Reputation: 14614
I have used AWS Comprehend to train an NLP model. The prediction on the test set runs successfully, but the output file has more rows than the input:
input: 1000 rows
output: 2082 rows
Output looks like this:
predictions.json <...>
{"File": "test.csv", "Line": "0", "Classes": [{"Name": "No", "Score": 0.7022}, {"Name": "Yes", "Score": 0.2892}, {"Name": "tag", "Score": 0.0086}]}
{"File": "test.csv", "Line": "1", "Classes": [{"Name": "No", "Score": 0.6252}, {"Name": "Yes", "Score": 0.3747}, {"Name": "tag", "Score": 0.0001}]}
{"File": "test.csv", "Line": "2", "Classes": [{"Name": "No", "Score": 0.9295}, {"Name": "Yes", "Score": 0.0705}, {"Name": "tag", "Score": 0.0}]}
{"File": "test.csv", "Line": "3", "Classes": [{"Name": "No", "Score": 0.5247}, {"Name": "Yes", "Score": 0.4753}, {"Name": "tag", "Score": 0.0}]}
...
{"File": "test.csv", "Line": "2080", "Classes": [{"Name": "No", "Score": 0.8528}, {"Name": "Yes", "Score": 0.1471}, {"Name": "tag", "Score": 0.0001}]}
{"File": "test.csv", "Line": "2081", "Classes": [{"Name": "No", "Score": 0.5318}, {"Name": "Yes", "Score": 0.4682}, {"Name": "tag", "Score": 0.0}]}
Can anyone help me on how to use the output?
Upvotes: 0
Views: 613
Reputation: 1
In my case, besides UTF-8 it was also the presence of carriage return \r
in the text.
Upvotes: 0
Reputation: 859
I faced the same issue.

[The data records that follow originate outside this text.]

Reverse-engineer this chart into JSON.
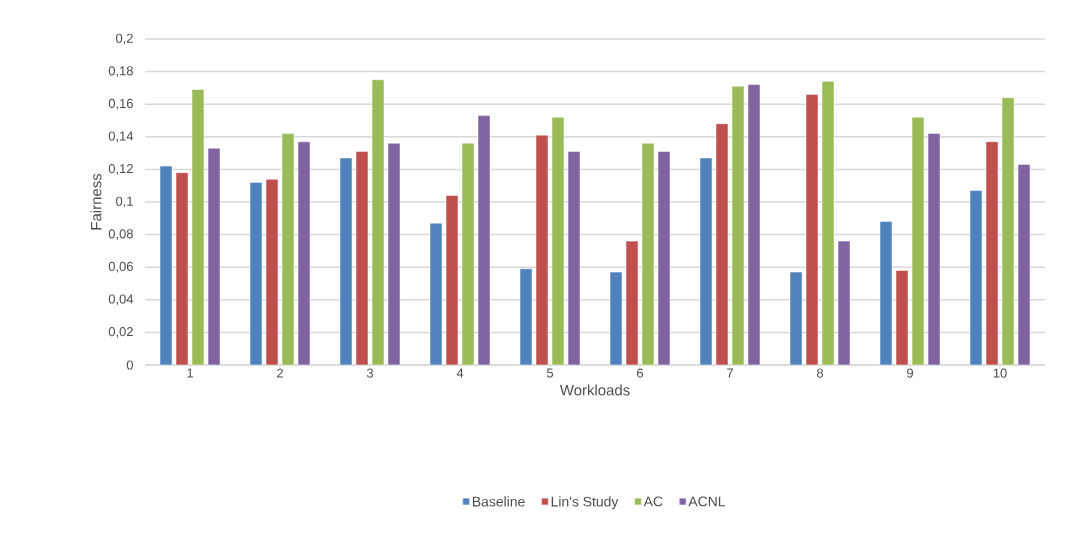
{
  "chart_data": {
    "type": "bar",
    "xlabel": "Workloads",
    "ylabel": "Fairness",
    "categories": [
      "1",
      "2",
      "3",
      "4",
      "5",
      "6",
      "7",
      "8",
      "9",
      "10"
    ],
    "series": [
      {
        "name": "Baseline",
        "color": "#4f81bd",
        "values": [
          0.122,
          0.112,
          0.127,
          0.087,
          0.059,
          0.057,
          0.127,
          0.057,
          0.088,
          0.107
        ]
      },
      {
        "name": "Lin's Study",
        "color": "#c0504d",
        "values": [
          0.118,
          0.114,
          0.131,
          0.104,
          0.141,
          0.076,
          0.148,
          0.166,
          0.058,
          0.137
        ]
      },
      {
        "name": "AC",
        "color": "#9bbb59",
        "values": [
          0.169,
          0.142,
          0.175,
          0.136,
          0.152,
          0.136,
          0.171,
          0.174,
          0.152,
          0.164
        ]
      },
      {
        "name": "ACNL",
        "color": "#8064a2",
        "values": [
          0.133,
          0.137,
          0.136,
          0.153,
          0.131,
          0.131,
          0.172,
          0.076,
          0.142,
          0.123
        ]
      }
    ],
    "ylim": [
      0,
      0.2
    ],
    "yticks": [
      {
        "value": 0,
        "label": "0"
      },
      {
        "value": 0.02,
        "label": "0,02"
      },
      {
        "value": 0.04,
        "label": "0,04"
      },
      {
        "value": 0.06,
        "label": "0,06"
      },
      {
        "value": 0.08,
        "label": "0,08"
      },
      {
        "value": 0.1,
        "label": "0,1"
      },
      {
        "value": 0.12,
        "label": "0,12"
      },
      {
        "value": 0.14,
        "label": "0,14"
      },
      {
        "value": 0.16,
        "label": "0,16"
      },
      {
        "value": 0.18,
        "label": "0,18"
      },
      {
        "value": 0.2,
        "label": "0,2"
      }
    ],
    "grid": "y",
    "legend": "bottom"
  }
}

In my case the error was because the prediction file (Test.csv in your case) was not in the specified encoding. AWS Comprehend requires - "UTF-8" Encoding.
AWS Docs Link
Upvotes: 2
Reputation: 320
One option is to split each sentence in a different file and use the whole folder as test set, fixing the option:
"InputFormat": "ONE_DOC_PER_FILE"
Other options is try to find how many '/n' are there in the dataset, the error could be this one.
Upvotes: 0